Jazz

Jazz sounds like someone transcribed a migraine onto sheet music.

I say this loosely of course, because jazz isn’t written to sheet music, a huge amount of it is improvised, which would probably explain why none of the people playing it ever agree what song to do.

I’ve heard jazz described as “a bunch of people playing different songs on different instruments while falling down the stairs”. My brother calls it “a wild display of instruments that all sound like distorted fart noises”. My dad has the most concise metaphor where he says it’s “bad” and then changes the topic.

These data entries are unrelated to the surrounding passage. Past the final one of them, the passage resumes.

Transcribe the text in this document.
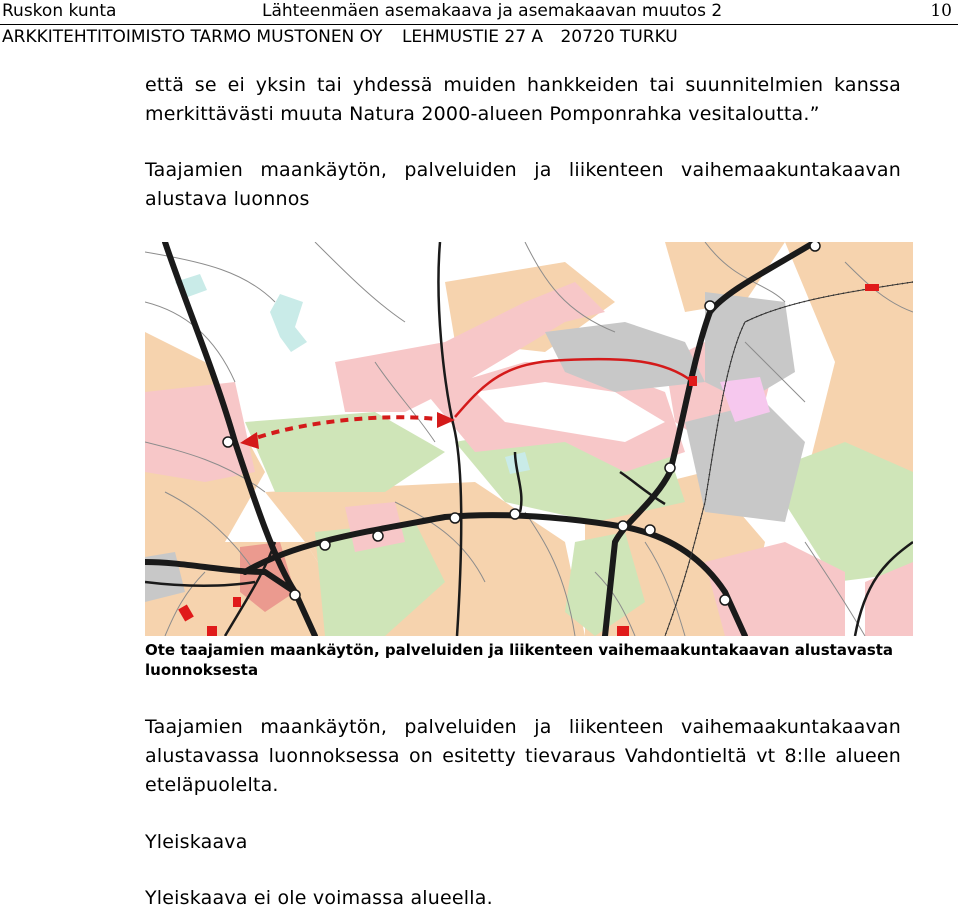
Ruskon kunta	Lähteenmäen asemakaava ja asemakaavan muutos 2	10
ARKKITEHTITOIMISTO TARMO MUSTONEN OY LEHMUSTIE 27 A 20720 TURKU
että se ei yksin tai yhdessä muiden hankkeiden tai suunnitelmien kanssa
merkittävästi muuta Natura 2000-alueen Pomponrahka vesitaloutta.”
Taajamien maankäytön, palveluiden ja liikenteen vaihemaakuntakaavan
alustava luonnos
Ote taajamien maankäytön, palveluiden ja liikenteen vaihemaakuntakaavan alustavasta luonnoksesta
Taajamien maankäytön, palveluiden ja liikenteen vaihemaakuntakaavan alustavassa luonnoksessa on esitetty tievaraus Vahdontieltä vt 8:lle alueen eteläpuolelta.
Yleiskaava
Yleiskaava ei ole voimassa alueella.
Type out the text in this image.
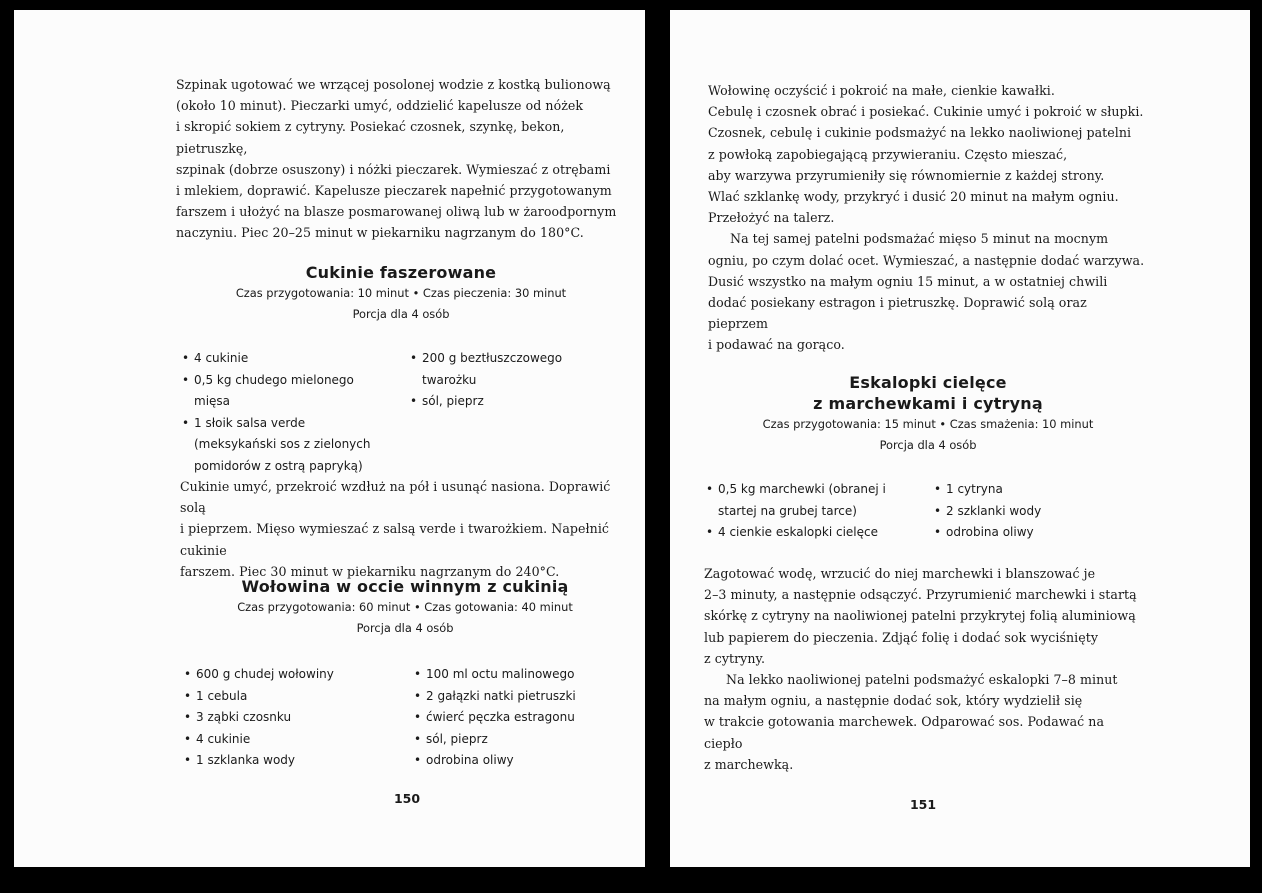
Szpinak ugotować we wrzącej posolonej wodzie z kostką bulionową
(około 10 minut). Pieczarki umyć, oddzielić kapelusze od nóżek
i skropić sokiem z cytryny. Posiekać czosnek, szynkę, bekon, pietruszkę,
szpinak (dobrze osuszony) i nóżki pieczarek. Wymieszać z otrębami
i mlekiem, doprawić. Kapelusze pieczarek napełnić przygotowanym
farszem i ułożyć na blasze posmarowanej oliwą lub w żaroodpornym
naczyniu. Piec 20–25 minut w piekarniku nagrzanym do 180°C.

Cukinie faszerowane

Czas przygotowania: 10 minut • Czas pieczenia: 30 minut

Porcja dla 4 osób

• 4 cukinie
• 0,5 kg chudego mielonego mięsa
• 1 słoik salsa verde (meksykański sos z zielonych pomidorów z ostrą papryką)
• 200 g beztłuszczowego twarożku
• sól, pieprz
Cukinie umyć, przekroić wzdłuż na pół i usunąć nasiona. Doprawić solą
i pieprzem. Mięso wymieszać z salsą verde i twarożkiem. Napełnić cukinie
farszem. Piec 30 minut w piekarniku nagrzanym do 240°C.

Wołowina w occie winnym z cukinią

Czas przygotowania: 60 minut • Czas gotowania: 40 minut

Porcja dla 4 osób

• 600 g chudej wołowiny
• 1 cebula
• 3 ząbki czosnku
• 4 cukinie
• 1 szklanka wody
• 100 ml octu malinowego
• 2 gałązki natki pietruszki
• ćwierć pęczka estragonu
• sól, pieprz
• odrobina oliwy
150
Wołowinę oczyścić i pokroić na małe, cienkie kawałki.
Cebulę i czosnek obrać i posiekać. Cukinie umyć i pokroić w słupki.
Czosnek, cebulę i cukinie podsmażyć na lekko naoliwionej patelni
z powłoką zapobiegającą przywieraniu. Często mieszać,
aby warzywa przyrumieniły się równomiernie z każdej strony.
Wlać szklankę wody, przykryć i dusić 20 minut na małym ogniu.
Przełożyć na talerz.
Na tej samej patelni podsmażać mięso 5 minut na mocnym
ogniu, po czym dolać ocet. Wymieszać, a następnie dodać warzywa.
Dusić wszystko na małym ogniu 15 minut, a w ostatniej chwili
dodać posiekany estragon i pietruszkę. Doprawić solą oraz pieprzem
i podawać na gorąco.

Eskalopki cielęce

z marchewkami i cytryną

Czas przygotowania: 15 minut • Czas smażenia: 10 minut

Porcja dla 4 osób

• 0,5 kg marchewki (obranej i startej na grubej tarce)
• 4 cienkie eskalopki cielęce
• 1 cytryna
• 2 szklanki wody
• odrobina oliwy
Zagotować wodę, wrzucić do niej marchewki i blanszować je
2–3 minuty, a następnie odsączyć. Przyrumienić marchewki i startą
skórkę z cytryny na naoliwionej patelni przykrytej folią aluminiową
lub papierem do pieczenia. Zdjąć folię i dodać sok wyciśnięty
z cytryny.
Na lekko naoliwionej patelni podsmażyć eskalopki 7–8 minut
na małym ogniu, a następnie dodać sok, który wydzielił się
w trakcie gotowania marchewek. Odparować sos. Podawać na ciepło
z marchewką.
151
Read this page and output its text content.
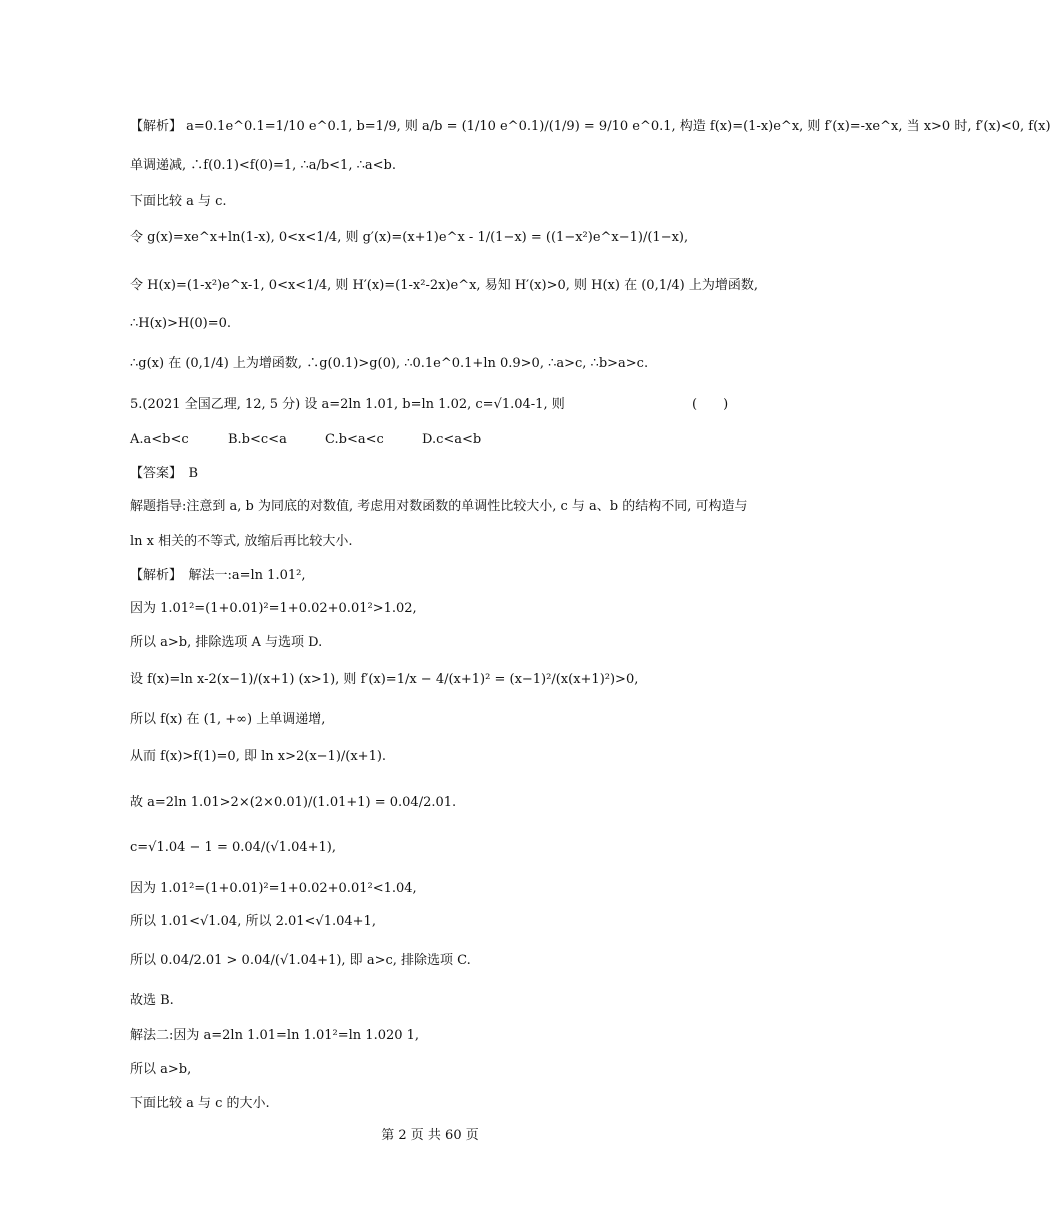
【解析】 a=0.1e^0.1=1/10 e^0.1, b=1/9, 则 a/b = (1/10 e^0.1)/(1/9) = 9/10 e^0.1, 构造 f(x)=(1-x)e^x, 则 f′(x)=-xe^x, 当 x>0 时, f′(x)<0, f(x)
单调递减, ∴f(0.1)<f(0)=1, ∴a/b<1, ∴a<b.
下面比较 a 与 c.
令 g(x)=xe^x+ln(1-x), 0<x<1/4, 则 g′(x)=(x+1)e^x - 1/(1−x) = ((1−x²)e^x−1)/(1−x),
令 H(x)=(1-x²)e^x-1, 0<x<1/4, 则 H′(x)=(1-x²-2x)e^x, 易知 H′(x)>0, 则 H(x) 在 (0,1/4) 上为增函数,
∴H(x)>H(0)=0.
∴g(x) 在 (0,1/4) 上为增函数, ∴g(0.1)>g(0), ∴0.1e^0.1+ln 0.9>0, ∴a>c, ∴b>a>c.
5.(2021 全国乙理, 12, 5 分) 设 a=2ln 1.01, b=ln 1.02, c=√1.04-1, 则	(　　)
A.a<b<c	B.b<c<a	C.b<a<c	D.c<a<b
【答案】　B
解题指导:注意到 a, b 为同底的对数值, 考虑用对数函数的单调性比较大小, c 与 a、b 的结构不同, 可构造与
ln x 相关的不等式, 放缩后再比较大小.
【解析】　解法一:a=ln 1.01²,
因为 1.01²=(1+0.01)²=1+0.02+0.01²>1.02,
所以 a>b, 排除选项 A 与选项 D.
设 f(x)=ln x-2(x−1)/(x+1) (x>1), 则 f′(x)=1/x − 4/(x+1)² = (x−1)²/(x(x+1)²)>0,
所以 f(x) 在 (1, +∞) 上单调递增,
从而 f(x)>f(1)=0, 即 ln x>2(x−1)/(x+1).
故 a=2ln 1.01>2×(2×0.01)/(1.01+1) = 0.04/2.01.
c=√1.04 − 1 = 0.04/(√1.04+1),
因为 1.01²=(1+0.01)²=1+0.02+0.01²<1.04,
所以 1.01<√1.04, 所以 2.01<√1.04+1,
所以 0.04/2.01 > 0.04/(√1.04+1), 即 a>c, 排除选项 C.
故选 B.
解法二:因为 a=2ln 1.01=ln 1.01²=ln 1.020 1,
所以 a>b,
下面比较 a 与 c 的大小.
第 2 页 共 60 页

Now I know that there are huge ties to black history with jazz and from that perspective it is something truly wonderful, a beautiful expression of freedom, but as music, to me, I can’t really describe why it’s so heinous to my ears other than coming up with elaborate insults for it.

I suppose I could give it a try but first I have to clarify, when I say I dislike jazz, I mean true, proper jazz. The one with 10-minute piano solos and tempo changes, no show ever the same, the one where each piece could be titled “indecision” because of how willing the band is the change the entire song halfway through.

It’s just a lot. It’s a shame too because I love the instruments. Nothing improves a song like a sax solo, some of my favourite have a load of jazz instruments doing beautiful stuff and making fantastic music. When in their own environment though, their natural habitat, nothing improves the sound more than finding a different bar to drink at.

I suppose I like my music structured. Even if I hear a song that I hate, it feels like that’s the song that they wanted me to hear. That’s how it’s supposed to be. But jazz is by its nature unstructured. That’s what so many people love about it, and to me, that’s probably its biggest whoopsie.

A solo is a great way to segment from one structured bit to the next, but when the whole thing is a solo it just makes you wonder why the rest of the band isn’t enthusiastic enough to join in.

The wackiness of it doesn’t always get me though. There have been times where I’ve really loved listening to jazz in the right context. Granted, it wasn’t “deep jazz” as I’m coining it, with the tempo nonsense and the out of sync band. It was a small band of buskers jamming along in the city square.

Where most buskers are either “sad white boy with acoustic guitar doing song covers” or “sad white girl with piano background music doing song covers”, a band that seemed like they were actually having fun playing their instruments was great.

They were fantastic players and had the common decency not to ruin any brilliant songs like the sad white girl with piano backing up the road who was butchering “Take it on the run” by REO Speedwagon.

I suppose like most things, Jazz is one of those things that you hate until something clicks one day. I’ll probably come around to it, in my experience a lot of middle aged people like it so I’ll get there eventually. I just hope that I don’t come around to it too soon because I’d never be able to live with me wanting to listen to jazz and my friends constantly quoting Bee-Movie at me for the remainder of my university life.